A recent example is that of a South Korean couple who let their baby starve while they played role-playing game Prius Online for up to 12 hours at a time.
The behaviour of such addicts can be "desperate and extreme" said Dr Graham.
The treatment Dr Graham has designed is in three stages. It begins with psychotherapy designed to address the patient's issues with face-to-face relationships.
The next stage is to unpick their relationship with technology and encourage them to switch it off, and finally they are encouraged to take part in both physical exercise and activities with family and friends.
"Any therapy should be about getting behaviour back under control," said Prof Griffiths.
"You can't avoid the internet, you can't avoid technology."
The clinic currently has no presence online outside of the hospital's own website, although a link-up with well-being service Big White Wall is being discussed.
"In the world of therapy there is something about being in a room with other people - it's part of the treatment," said Dr Graham.
An approach to World of Warcraft creators Blizzard had failed as they were not keen on a "cybershrink" presence inside the game, he added.

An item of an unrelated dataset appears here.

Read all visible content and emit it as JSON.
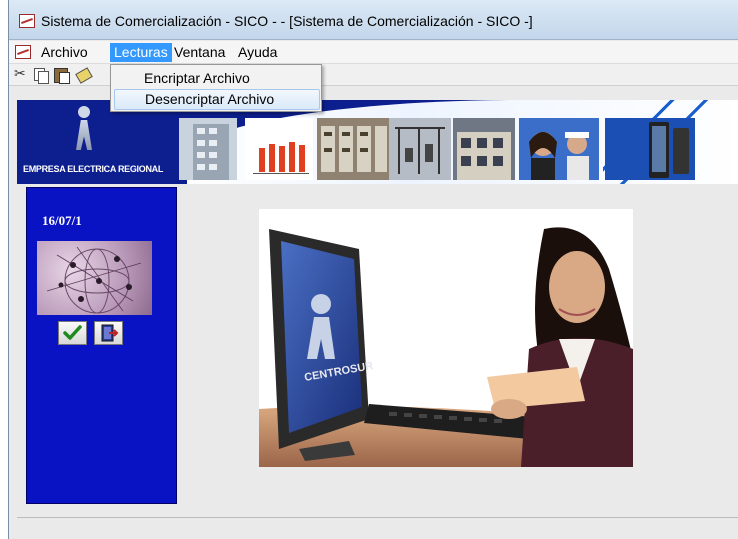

Visitors to the hospital website can take a test to gauge their level of technology addiction, answering questions about their online habits and how these habits are perceived by others.
Dr Graham himself says the pace of change in technology has exhausted him.
"I have found that my gadget fatigue has grown over the last decade... but developments in the audio/visual world have led to sound and pictures that are just brilliant. I suppose that's my drug."